東洋経済オンライン / 2024年3月17日 11時0分

横浜市内でのゴミ拾いの様子。個人でできる環境配慮活動はさまざまだ(写真:鈴木さん提供)

横浜市在住の鈴木さん(仮名:50代女性)は、日々の生活の中でプラゴミをいかに減らすかを考えている。買い物をする際は、なるべくプラ包装が少ない商品を選ぶ。生活様式は大きく変えずに、ちょっとした選択で、プラゴミを減らすことは可能だと実感している。

【写真で見る】ダイエットでカロリーを記録するように、プラゴミの量を記録していった「執念の」画像がこちら

コロナ禍では、デリバリーを含め家で食事する機会が多く、容器などのプラゴミが増えた。

気になった鈴木さんは当時、どれだけ自宅からプラゴミを出しているかを知るために、毎日重さを計量することにした。その目的は「ダイエットと一緒で計量、記録することで少しずつ減らすことでした」と語る。

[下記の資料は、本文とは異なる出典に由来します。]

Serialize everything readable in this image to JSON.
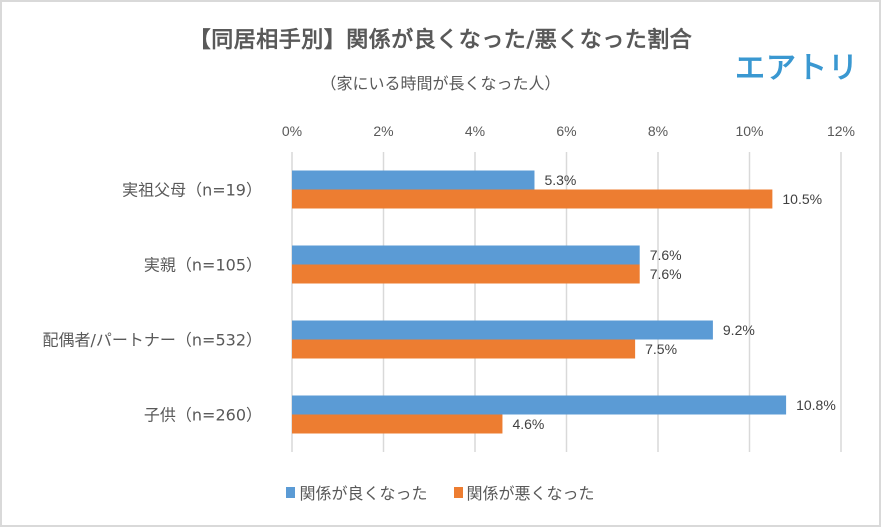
{
  "chart_data": {
    "type": "bar",
    "orientation": "horizontal",
    "title": "【同居相手別】関係が良くなった/悪くなった割合",
    "subtitle": "（家にいる時間が長くなった人）",
    "xlabel": "",
    "ylabel": "",
    "xlim": [
      0,
      12
    ],
    "xticks": [
      "0%",
      "2%",
      "4%",
      "6%",
      "8%",
      "10%",
      "12%"
    ],
    "xtick_values": [
      0,
      2,
      4,
      6,
      8,
      10,
      12
    ],
    "grid": true,
    "legend_position": "bottom",
    "categories": [
      "実祖父母（n=19）",
      "実親（n=105）",
      "配偶者/パートナー（n=532）",
      "子供（n=260）"
    ],
    "series": [
      {
        "name": "関係が良くなった",
        "color": "#5b9bd5",
        "values": [
          5.3,
          7.6,
          9.2,
          10.8
        ],
        "labels": [
          "5.3%",
          "7.6%",
          "9.2%",
          "10.8%"
        ]
      },
      {
        "name": "関係が悪くなった",
        "color": "#ed7d31",
        "values": [
          10.5,
          7.6,
          7.5,
          4.6
        ],
        "labels": [
          "10.5%",
          "7.6%",
          "7.5%",
          "4.6%"
        ]
      }
    ]
  },
  "brand": {
    "logo_text": "エアトリ",
    "logo_color": "#3a98d1"
  }
}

計量ダイエットは、摂取する食品のカロリーなどの量を把握することで過食を防ぎ、健康的な食生活に役立つとされている。体重の減少をグラフ化してワクワクしたように、プラゴミの重さを「見える化」することで、削減の動機にしようと考えたのだ。

プラゴミなしのライフスタイルは困難

しかし、「続けていくうちに、どんな生活をすればプラゴミを出さずに済むかがわかってきました。でも、そのライフスタイルを取れないのが現実だと痛感しました」と振り返る。

自炊用の食材も、お惣菜も、プラスチック容器や包装で販売されている。毎食外食にすればプラゴミは減るだろうが、現実的ではない。あるいは、山奥で自給自足をすれば、プラゴミは出ないかもしれないが、「(都市に住み仕事を持つ)自分にはできない」と鈴木さんは話す。

石油由来のプラスチックは、あらゆる商品の包装に使われている。便利で使い勝手が良い反面、温暖化の原因となるほか、不適切な廃棄は海洋汚染を引き起こす。

大都市での生活は利便性が高いが、環境への負荷も高い。国際エネルギー機関(IEA)によると、都市には世界人口の約半数が暮らし、国内総生産の8割を創出しているが、エネルギー消費の3分の2を占め、温暖化ガスの約7割を排出している。

2050年には世界人口の7割以上が都市に住むことが見込まれており、これまでのライフスタイルを続ければ、都市部の温暖化ガスはさらに増える。

鈴木さんは現在も、プラゴミ量の計測を月1回のペースで続けている。仲間と一緒に横浜港へ続く大岡川周辺でゴミ収集活動なども継続。「都会に住む人々こそ、自然や環境に配慮した生活をすべきです」、そう鈴木さんは主張する。